Einem Bericht der Nachrichtenagentur Reuters zufolge hat sich das Gremium „Artikel 29 Datenschutzgruppe“ erneut an das Unternehmen gewandt und weitere Verbesserungen gefordert. Diesem Gremium gehören alle 28 nationalen Datenschutzbeauftragten der EU-Nationen und auch der EU-Datenschutzbeauftragte an. Selbst die von Microsoft vorgeschlagenen Änderungen seien nicht ausreichend, um die Bedenken beim Schutz der Daten von Windows-10-Nutzern vollständig auszuräumen. Microsoft solle klar und verständlich erklären, welche Daten genau zu welchem Zweck gesammelt werden. Ohne so eine Erklärung könnten Nutzer keine gültige Zustimmung zum Sammeln dieser Daten abgeben. Microsoft hat zu dieser erneuten Forderung noch nicht Stellung bezogen.

Microsoft bekommt für den Datenschutz bei Windows 10 viel Kritik

Ursprünglich hatte die US-amerikanische NGO Electronic Frontier Foundation (EFF) Windows 10 stark kritisiert, da Microsoft eine noch nicht dagewesene Menge an Nutzerdaten sammele und an die Firma sende.
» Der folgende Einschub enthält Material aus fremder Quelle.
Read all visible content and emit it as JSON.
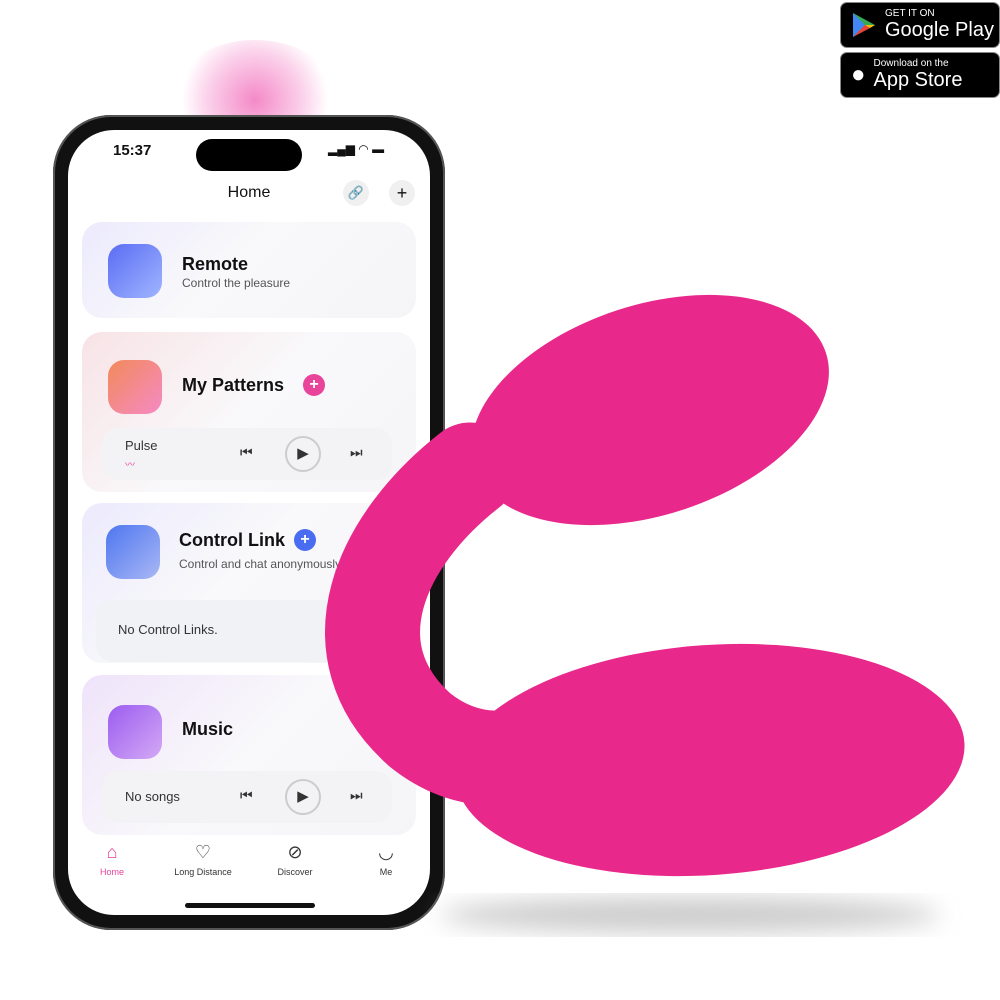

Außerdem wurde angekreidet, dass viele Datensammel-Optionen des Betriebssystems Opt-Out und nicht Opt-In sind und dass unklar sei, wie Microsoft die Daten verarbeite. Später hatte sich im letzten Jahr auch die Artikel-29-Datenschutzgruppe mit einem Schreiben an Microsoft gewandt.

Microsoft hatte schließlich auf die Bedenken reagiert und im vergangenen Januar angekündigt, die Datenschutz-Optionen von Windows 10 zu überarbeiten. Es soll für Nutzer eindeutigere Optionen geben, die es ihnen ermöglichen ihre Privatsphäre in Bezug auf Ortung, Spracherkennung, Empfehlungen, Werbung und Diagnostik schützen können. Auch beim Setup-Prozess von Windows 10 solle dies berücksichtigt werden.